For instance, there are about 19,000 genes encoding proteins in humans, but millions of proteins, because of the immense diversity in posttranslational modifications that can occur to change the functional expression of any given gene. Proteomics is also a dynamic study, unlike genomics which is more in the nature of an instantaneous snapshot.
Thus, the addition of pharmacoproteomics is a great step forward in developing a true understanding of how biological systems actually work under genetic constraints imposed by certain genetic associations.
Some of the obvious advantages of studying pharmacoproteomics include the ability to predict which drugs will be ultimately useful in humans, by revealing the pharmacokinetics, bioavailability, metabolism, and adverse or side effects of new or novel therapeutic agents in the preclinical stage.
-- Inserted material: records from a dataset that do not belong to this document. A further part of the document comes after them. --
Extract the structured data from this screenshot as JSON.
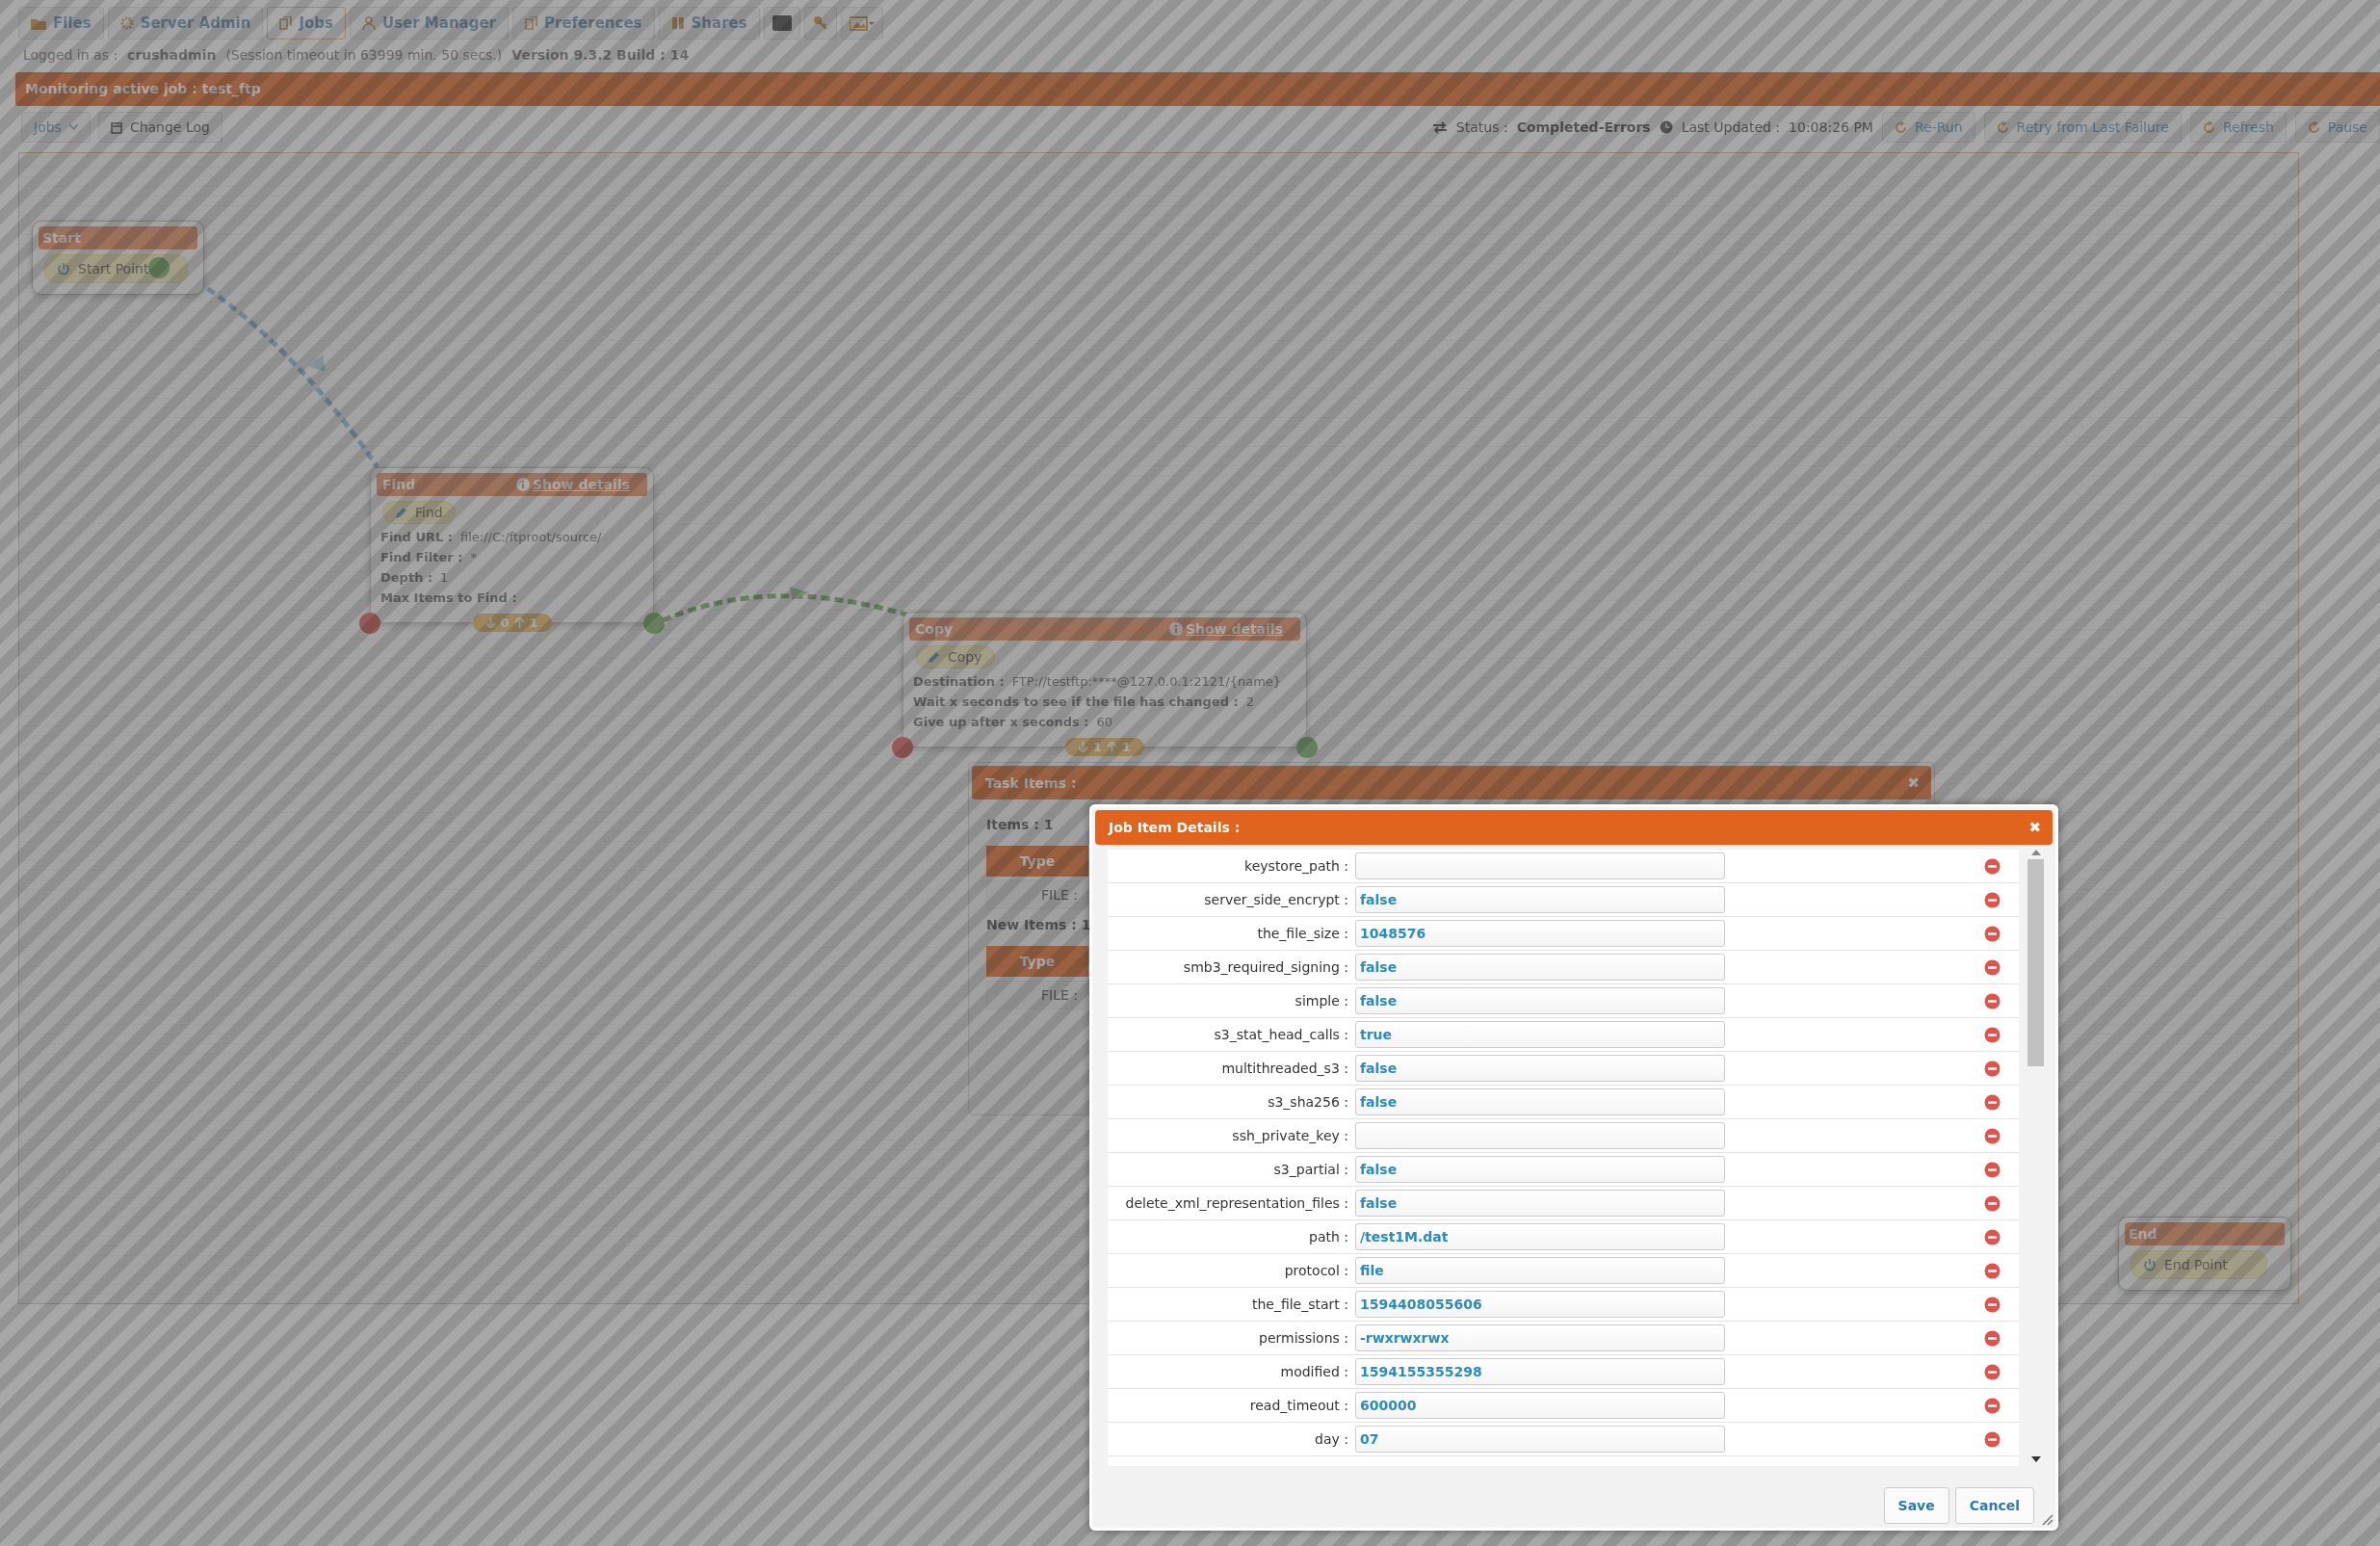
{
  "nav": [
    {
      "label": "Files",
      "selected": false
    },
    {
      "label": "Server Admin",
      "selected": false
    },
    {
      "label": "Jobs",
      "selected": true
    },
    {
      "label": "User Manager",
      "selected": false
    },
    {
      "label": "Preferences",
      "selected": false
    },
    {
      "label": "Shares",
      "selected": false
    }
  ],
  "session": {
    "logged_label": "Logged in as :",
    "user": "crushadmin",
    "timeout": "(Session timeout in 63999 min. 50 secs.)",
    "version": "Version 9.3.2 Build : 14"
  },
  "banner": "Monitoring active job : test_ftp",
  "toolbar": {
    "jobs_menu": "Jobs",
    "change_log": "Change Log",
    "status_label": "Status :",
    "status": "Completed-Errors",
    "updated_label": "Last Updated :",
    "updated": "10:08:26 PM",
    "actions": [
      "Re-Run",
      "Retry from Last Failure",
      "Refresh",
      "Pause"
    ]
  },
  "nodes": [
    {
      "kind": "endpoint",
      "title": "Start",
      "chip": "Start Point",
      "outlet": true
    },
    {
      "kind": "task",
      "title": "Find",
      "details_link": "Show details",
      "chip": "Find",
      "fields": [
        {
          "label": "Find URL :",
          "value": "file://C:/ftproot/source/"
        },
        {
          "label": "Find Filter :",
          "value": "*"
        },
        {
          "label": "Depth :",
          "value": "1"
        },
        {
          "label": "Max Items to Find :"
        }
      ],
      "counts": {
        "in": "0",
        "out": "1"
      }
    },
    {
      "kind": "task",
      "title": "Copy",
      "details_link": "Show details",
      "chip": "Copy",
      "fields": [
        {
          "label": "Destination :",
          "value": "FTP://testftp:****@127.0.0.1:2121/{name}"
        },
        {
          "label": "Wait x seconds to see if the file has changed :",
          "value": "2"
        },
        {
          "label": "Give up after x seconds :",
          "value": "60"
        }
      ],
      "counts": {
        "in": "1",
        "out": "1"
      }
    },
    {
      "kind": "endpoint",
      "title": "End",
      "chip": "End Point",
      "outlet": false
    }
  ],
  "task_items": {
    "title": "Task Items :",
    "close": "✖",
    "sections": [
      {
        "label": "Items : 1",
        "header": "Type",
        "rows": [
          "FILE :"
        ]
      },
      {
        "label": "New Items : 1",
        "header": "Type",
        "rows": [
          "FILE :"
        ]
      }
    ]
  },
  "job_item_details": {
    "title": "Job Item Details :",
    "close": "✖",
    "fields": [
      {
        "name": "keystore_path :"
      },
      {
        "name": "server_side_encrypt :",
        "value": "false"
      },
      {
        "name": "the_file_size :",
        "value": "1048576"
      },
      {
        "name": "smb3_required_signing :",
        "value": "false"
      },
      {
        "name": "simple :",
        "value": "false"
      },
      {
        "name": "s3_stat_head_calls :",
        "value": "true"
      },
      {
        "name": "multithreaded_s3 :",
        "value": "false"
      },
      {
        "name": "s3_sha256 :",
        "value": "false"
      },
      {
        "name": "ssh_private_key :"
      },
      {
        "name": "s3_partial :",
        "value": "false"
      },
      {
        "name": "delete_xml_representation_files :",
        "value": "false"
      },
      {
        "name": "path :",
        "value": "/test1M.dat"
      },
      {
        "name": "protocol :",
        "value": "file"
      },
      {
        "name": "the_file_start :",
        "value": "1594408055606"
      },
      {
        "name": "permissions :",
        "value": "-rwxrwxrwx"
      },
      {
        "name": "modified :",
        "value": "1594155355298"
      },
      {
        "name": "read_timeout :",
        "value": "600000"
      },
      {
        "name": "day :",
        "value": "07"
      }
    ],
    "buttons": [
      "Save",
      "Cancel"
    ]
  }
}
This is made possible by the ability to study how drugs work at the level of protein expression, while simultaneously deciphering their toxicity and resistance to their cellular mechanism of action, early in the drug development process rather than after a prolonged and costly preclinical testing phase.
Additionally, the funds and time saved can be expended on taking forward the development of pharmaceutical agents which have the potential to perform on a higher scale.
Two different approaches are taken in pharmacoproteomics workflows: the targeted and global approach. The first type uses chemically-designed molecular probes to detect special targeted proteins based on their unique affinity or activity. On the other hand, global techniques are more difficult to analyze but yield a wealth of broad-based information on protein expression, sometimes bringing to notice some linkages between pathways thought to be quite separate before.
In a typical pharmacoproteomics application in vitro, the cells are treated with the drug being studied and then lysed to release the proteins, which are hydrolyzed. The resulting peptides are then subjected to mass spectrometric examination.
The SILAC (stable isotope labeling with amino acids in cell culture) method increases the accuracy of quantitative assessment of relative protein abundance in cells treated with the drug and control cells, thus revealing the influence of the drug on the phenotype.
More refined methods are now emerging to detect many more types of proteins and posttranslational modifications in response to drug treatment. This has led to the identification of several mechanisms of action of a single drug through apparently genetically unrelated pathways to produce the final effect.
Progress in pharmacoproteomics has led to greater insight into how drug response varies between patients because of differences in protein expression, compared to pharmacogenomics alone. When applied to diseases of multifactorial origin, it may be of immense benefit in helping to personalize the therapeutic agent to a specific marker found in the patients being treated. Thus, precisely tailored individualized medicine may well become a reality in a few years.